Ha-Shomer Ha-Tzaeir
HA-SHOMER HA-TZAEIR
A socialist-Zionist youth movement, ha-Shomer ha-Tzaʿir was founded in 1913, unifying the Zionist youth organizations in Poland and Galicia into one movement. Its name, which means "Young Guardian," was also the name of the largest of the existing youth organizations as well as that of a Jewish militia organization in Palestine. The new organization placed emphasis on settlement, and in 1919 ha-Shomer ha-Tzaʿir sent its first group of settlers to Palestine. By 1924 its membership was more than 10,000. In the 1920s and 1930s it developed a Marxist-Zionist ideology, and many of its members envisioned a socialist Palestine that would work with the Soviet Union to bring about a worldwide workers' revolution. By 1940 ha-Shomer ha-Tzaʿir had grown to a membership of over 70,000 with thirty-nine kibbutzim in Palestine.

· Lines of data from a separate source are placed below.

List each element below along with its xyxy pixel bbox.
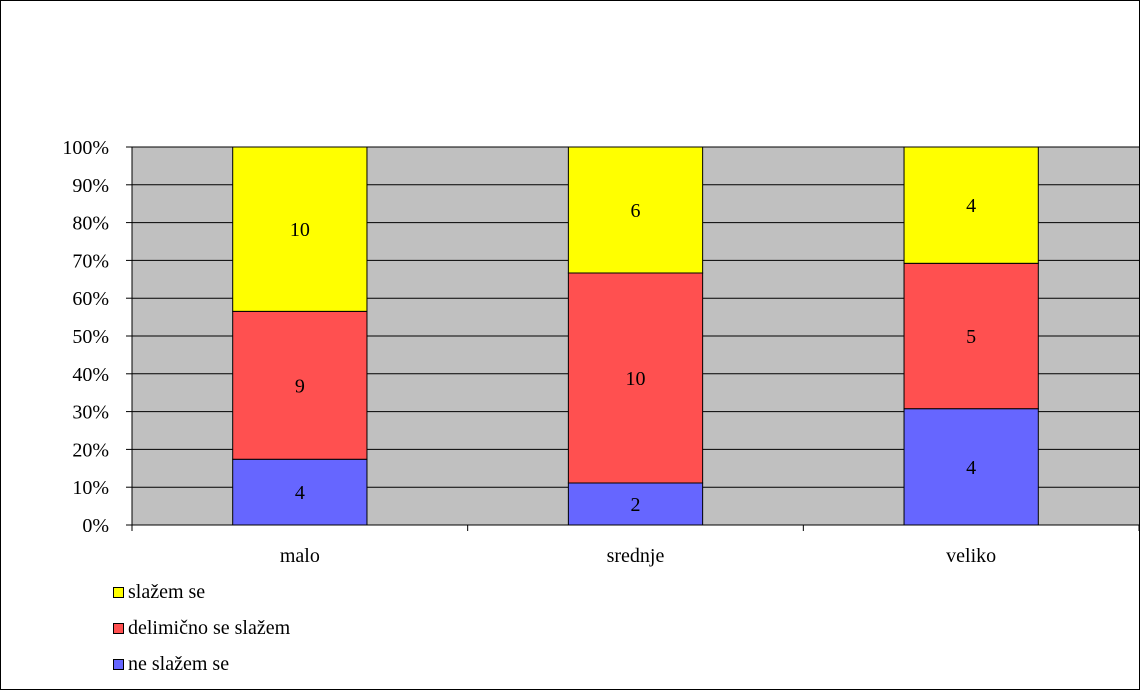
y-tick-label: 100% — [62, 137, 109, 159]
x-category-label: malo — [280, 545, 320, 567]
data-label: 5 — [966, 326, 976, 348]
bar-segment — [903, 408, 1039, 526]
y-tick-label: 40% — [72, 364, 109, 386]
y-tick-label: 80% — [72, 213, 109, 235]
legend-swatch — [113, 658, 124, 670]
bar-segment — [232, 458, 368, 526]
legend-item: slažem se — [113, 574, 290, 610]
y-tick-label: 10% — [72, 477, 109, 499]
bar-segment — [567, 272, 704, 484]
data-label: 10 — [290, 219, 310, 241]
legend: slažem se delimično se slažem ne slažem se — [113, 574, 290, 682]
legend-swatch — [113, 622, 124, 634]
x-category-label: srednje — [607, 545, 665, 567]
y-tick-label: 90% — [72, 175, 109, 197]
x-category-label: veliko — [946, 545, 996, 567]
y-tick-label: 30% — [72, 402, 109, 424]
data-label: 10 — [626, 368, 646, 390]
y-tick-label: 0% — [82, 515, 109, 537]
legend-item: delimično se slažem — [113, 610, 290, 646]
bar-segment — [903, 146, 1039, 264]
legend-swatch — [113, 586, 124, 598]
legend-label: slažem se — [128, 580, 206, 603]
y-tick-label: 50% — [72, 326, 109, 348]
bar-segment — [567, 482, 704, 526]
data-label: 2 — [631, 494, 641, 516]
legend-label: delimično se slažem — [128, 616, 291, 639]
y-tick-label: 60% — [72, 288, 109, 310]
bar-segment — [232, 310, 368, 460]
data-label: 9 — [295, 375, 305, 397]
data-label: 4 — [966, 195, 976, 217]
data-label: 4 — [966, 457, 976, 479]
legend-item: ne slažem se — [113, 646, 290, 682]
bar-segment — [232, 146, 368, 312]
data-label: 6 — [631, 200, 641, 222]
y-tick-label: 20% — [72, 439, 109, 461]
y-tick-label: 70% — [72, 250, 109, 272]
legend-label: ne slažem se — [128, 652, 230, 675]
bar-segment — [567, 146, 704, 274]
bar-segment — [903, 262, 1039, 410]
data-label: 4 — [295, 482, 305, 504]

Because it had favored the creation of a binational Arab-Jewish state in Palestine, ha-Shomer ha-Tzaʿir had little influence on the politics of the Zionist movement in Palestine preceding the creation of the State of Israel in 1948. That year, when several socialist factions joined together to form MAPAM, or the United Workers' Party, ha-Shomer ha-Tzaʿir became its youth movement. It has remained active primarily as an educational movement.